Ayah Beng, Mohammad Irwan Syafe`i, tentu saja tidak akan mengira jika Beng akan beroleh kerja dengan cara yang berbeda, karena cita-cita Beng semula ingin menjadi polisi hutan. Kini, Bambang Rahardian, seorang lulusan Disain Komunikasi Visual ISI angkatan 1995 dan lulus 2001, mulai menjual mimpinya di negara tetangga Malaysia karena ilmunya diperlukan disana. Production House Jutakira Sdn Bhn membutuhkan Beng untuk bekerja di divisi animasi, departemen manual yang kemudian menempatkannya pada posisinya sebagai animator. Production house ini membuat program siaran untuk TV2 Malaysia.

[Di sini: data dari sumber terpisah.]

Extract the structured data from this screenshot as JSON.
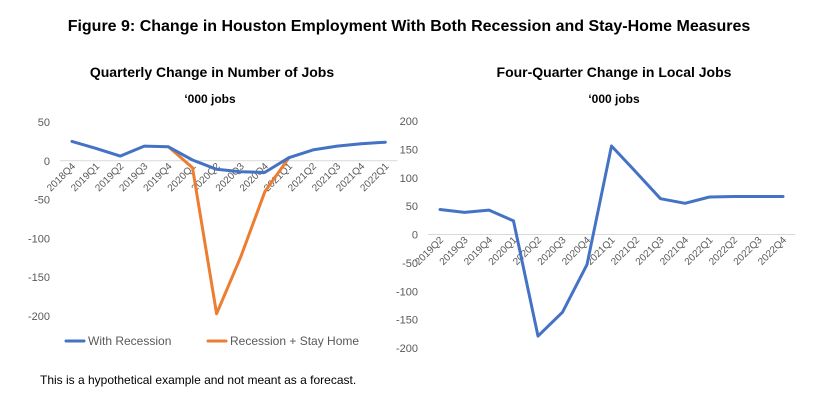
{
  "figure_title": "Figure 9: Change in Houston Employment With Both Recession and Stay-Home Measures",
  "note": "This is a hypothetical example and not meant as a forecast.",
  "colors": {
    "blue": "#4472C4",
    "orange": "#ED7D31",
    "axis": "#D9D9D9",
    "text": "#595959"
  },
  "chart_data": [
    {
      "type": "line",
      "title": "Quarterly Change in Number of Jobs",
      "subtitle": "‘000 jobs",
      "categories": [
        "2018Q4",
        "2019Q1",
        "2019Q2",
        "2019Q3",
        "2019Q4",
        "2020Q1",
        "2020Q2",
        "2020Q3",
        "2020Q4",
        "2021Q1",
        "2021Q2",
        "2021Q3",
        "2021Q4",
        "2022Q1"
      ],
      "ylim": [
        -200,
        50
      ],
      "yticks": [
        50,
        0,
        -50,
        -100,
        -150,
        -200
      ],
      "ytick_labels": [
        "50",
        "0",
        "-50",
        "-100",
        "-150",
        "-200"
      ],
      "grid": false,
      "legend_position": "bottom",
      "series": [
        {
          "name": "With Recession",
          "color": "#4472C4",
          "values": [
            25,
            16,
            6,
            19,
            18,
            1,
            -11,
            -14,
            -15,
            4,
            14,
            19,
            22,
            24
          ]
        },
        {
          "name": "Recession + Stay Home",
          "color": "#ED7D31",
          "values": [
            null,
            null,
            null,
            null,
            18,
            -9,
            -197,
            -124,
            -40,
            4,
            null,
            null,
            null,
            null
          ]
        }
      ]
    },
    {
      "type": "line",
      "title": "Four-Quarter Change in Local Jobs",
      "subtitle": "‘000 jobs",
      "categories": [
        "2019Q2",
        "2019Q3",
        "2019Q4",
        "2020Q1",
        "2020Q2",
        "2020Q3",
        "2020Q4",
        "2021Q1",
        "2021Q2",
        "2021Q3",
        "2021Q4",
        "2022Q1",
        "2022Q2",
        "2022Q3",
        "2022Q4"
      ],
      "ylim": [
        -200,
        200
      ],
      "yticks": [
        200,
        150,
        100,
        50,
        0,
        -50,
        -100,
        -150,
        -200
      ],
      "ytick_labels": [
        "200",
        "150",
        "100",
        "50",
        "0",
        "-50",
        "-100",
        "-150",
        "-200"
      ],
      "grid": false,
      "series": [
        {
          "name": "",
          "color": "#4472C4",
          "values": [
            44,
            39,
            43,
            24,
            -179,
            -137,
            -53,
            156,
            110,
            63,
            55,
            66,
            67,
            67,
            67
          ]
        }
      ]
    }
  ]
}
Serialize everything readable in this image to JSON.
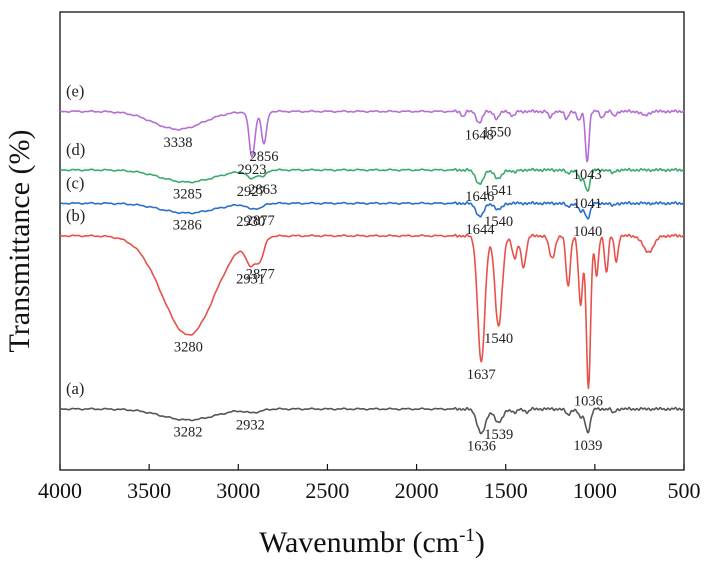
{
  "chart_data": {
    "type": "line",
    "title": "",
    "xlabel": "Wavenumbr (cm",
    "xlabel_sup": "-1",
    "xlabel_close": ")",
    "ylabel": "Transmittance (%)",
    "xlim": [
      4000,
      500
    ],
    "x_reversed": true,
    "yticks_shown": false,
    "x_ticks": [
      4000,
      3500,
      3000,
      2500,
      2000,
      1500,
      1000,
      500
    ],
    "x_tick_labels": [
      "4000",
      "3500",
      "3000",
      "2500",
      "2000",
      "1500",
      "1000",
      "500"
    ],
    "series": [
      {
        "name": "(a)",
        "color": "#555555",
        "baseline": 0.0,
        "bands": [
          {
            "c": 3282,
            "d": 0.135,
            "w": 150
          },
          {
            "c": 2932,
            "d": 0.035,
            "w": 30
          },
          {
            "c": 2877,
            "d": 0.02,
            "w": 25
          },
          {
            "c": 1636,
            "d": 0.3,
            "w": 24
          },
          {
            "c": 1539,
            "d": 0.17,
            "w": 22
          },
          {
            "c": 1450,
            "d": 0.05,
            "w": 14
          },
          {
            "c": 1380,
            "d": 0.04,
            "w": 12
          },
          {
            "c": 1150,
            "d": 0.07,
            "w": 14
          },
          {
            "c": 1080,
            "d": 0.1,
            "w": 14
          },
          {
            "c": 1039,
            "d": 0.28,
            "w": 14
          },
          {
            "c": 895,
            "d": 0.05,
            "w": 10
          }
        ],
        "peaks": [
          {
            "x": 3282,
            "label": "3282"
          },
          {
            "x": 2932,
            "label": "2932"
          },
          {
            "x": 1636,
            "label": "1636"
          },
          {
            "x": 1539,
            "label": "1539"
          },
          {
            "x": 1039,
            "label": "1039"
          }
        ]
      },
      {
        "name": "(b)",
        "color": "#e8504a",
        "baseline": 2.13,
        "bands": [
          {
            "c": 3280,
            "d": 1.22,
            "w": 145
          },
          {
            "c": 2931,
            "d": 0.3,
            "w": 26
          },
          {
            "c": 2877,
            "d": 0.26,
            "w": 22
          },
          {
            "c": 1637,
            "d": 1.55,
            "w": 20
          },
          {
            "c": 1540,
            "d": 1.12,
            "w": 20
          },
          {
            "c": 1450,
            "d": 0.28,
            "w": 14
          },
          {
            "c": 1400,
            "d": 0.38,
            "w": 14
          },
          {
            "c": 1240,
            "d": 0.28,
            "w": 16
          },
          {
            "c": 1150,
            "d": 0.62,
            "w": 12
          },
          {
            "c": 1080,
            "d": 0.85,
            "w": 12
          },
          {
            "c": 1036,
            "d": 1.86,
            "w": 12
          },
          {
            "c": 990,
            "d": 0.5,
            "w": 10
          },
          {
            "c": 935,
            "d": 0.45,
            "w": 10
          },
          {
            "c": 880,
            "d": 0.32,
            "w": 10
          },
          {
            "c": 700,
            "d": 0.2,
            "w": 30
          }
        ],
        "peaks": [
          {
            "x": 3280,
            "label": "3280"
          },
          {
            "x": 2931,
            "label": "2931"
          },
          {
            "x": 2877,
            "label": "2877"
          },
          {
            "x": 1637,
            "label": "1637"
          },
          {
            "x": 1540,
            "label": "1540"
          },
          {
            "x": 1036,
            "label": "1036"
          }
        ]
      },
      {
        "name": "(c)",
        "color": "#2a70c8",
        "baseline": 2.53,
        "bands": [
          {
            "c": 3286,
            "d": 0.12,
            "w": 150
          },
          {
            "c": 2930,
            "d": 0.06,
            "w": 25
          },
          {
            "c": 2877,
            "d": 0.05,
            "w": 22
          },
          {
            "c": 1644,
            "d": 0.16,
            "w": 22
          },
          {
            "c": 1540,
            "d": 0.08,
            "w": 20
          },
          {
            "c": 1150,
            "d": 0.04,
            "w": 14
          },
          {
            "c": 1080,
            "d": 0.1,
            "w": 14
          },
          {
            "c": 1040,
            "d": 0.18,
            "w": 14
          },
          {
            "c": 900,
            "d": 0.03,
            "w": 12
          }
        ],
        "peaks": [
          {
            "x": 3286,
            "label": "3286"
          },
          {
            "x": 2930,
            "label": "2930"
          },
          {
            "x": 2877,
            "label": "2877"
          },
          {
            "x": 1644,
            "label": "1644"
          },
          {
            "x": 1540,
            "label": "1540"
          },
          {
            "x": 1040,
            "label": "1040"
          }
        ]
      },
      {
        "name": "(d)",
        "color": "#3aaa6c",
        "baseline": 2.94,
        "bands": [
          {
            "c": 3285,
            "d": 0.15,
            "w": 150
          },
          {
            "c": 2927,
            "d": 0.1,
            "w": 24
          },
          {
            "c": 2863,
            "d": 0.08,
            "w": 20
          },
          {
            "c": 1646,
            "d": 0.17,
            "w": 22
          },
          {
            "c": 1541,
            "d": 0.11,
            "w": 20
          },
          {
            "c": 1450,
            "d": 0.03,
            "w": 14
          },
          {
            "c": 1150,
            "d": 0.04,
            "w": 14
          },
          {
            "c": 1080,
            "d": 0.12,
            "w": 14
          },
          {
            "c": 1041,
            "d": 0.25,
            "w": 14
          },
          {
            "c": 900,
            "d": 0.04,
            "w": 12
          }
        ],
        "peaks": [
          {
            "x": 3285,
            "label": "3285"
          },
          {
            "x": 2927,
            "label": "2927"
          },
          {
            "x": 2863,
            "label": "2863"
          },
          {
            "x": 1646,
            "label": "1646"
          },
          {
            "x": 1541,
            "label": "1541"
          },
          {
            "x": 1041,
            "label": "1041"
          }
        ]
      },
      {
        "name": "(e)",
        "color": "#b46ed6",
        "baseline": 3.66,
        "bands": [
          {
            "c": 3338,
            "d": 0.22,
            "w": 140
          },
          {
            "c": 2923,
            "d": 0.56,
            "w": 16
          },
          {
            "c": 2856,
            "d": 0.4,
            "w": 14
          },
          {
            "c": 1740,
            "d": 0.06,
            "w": 10
          },
          {
            "c": 1648,
            "d": 0.14,
            "w": 16
          },
          {
            "c": 1550,
            "d": 0.09,
            "w": 14
          },
          {
            "c": 1460,
            "d": 0.06,
            "w": 12
          },
          {
            "c": 1250,
            "d": 0.08,
            "w": 10
          },
          {
            "c": 1160,
            "d": 0.1,
            "w": 10
          },
          {
            "c": 1090,
            "d": 0.12,
            "w": 10
          },
          {
            "c": 1043,
            "d": 0.62,
            "w": 10
          },
          {
            "c": 960,
            "d": 0.08,
            "w": 10
          },
          {
            "c": 890,
            "d": 0.06,
            "w": 10
          },
          {
            "c": 720,
            "d": 0.05,
            "w": 20
          }
        ],
        "peaks": [
          {
            "x": 3338,
            "label": "3338"
          },
          {
            "x": 2923,
            "label": "2923"
          },
          {
            "x": 2856,
            "label": "2856"
          },
          {
            "x": 1648,
            "label": "1648"
          },
          {
            "x": 1550,
            "label": "1550"
          },
          {
            "x": 1043,
            "label": "1043"
          }
        ]
      }
    ]
  }
}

Di Malaysia, ia nyambi kerja untuk mengisi sebuah kolom di majalah komik "Aku dan Sesuatu. Nama kolomnya "Secawan tehjahe" setelah sebelumnya bernama "Komik Indie Indonesia". Di kolom ini Beng bisa berbangga hati karena masih bisa berkarya full tanpa edit, murni ekspresinya dan menggunakan namanya sendiri, Beng Rahardian. Beng ditemani Bagas kini berkarya di kolom "Komik Indie Indonesia". Mereka turut ambil bagian walau sedikit untuk pencerahan scene komik di Malaysia.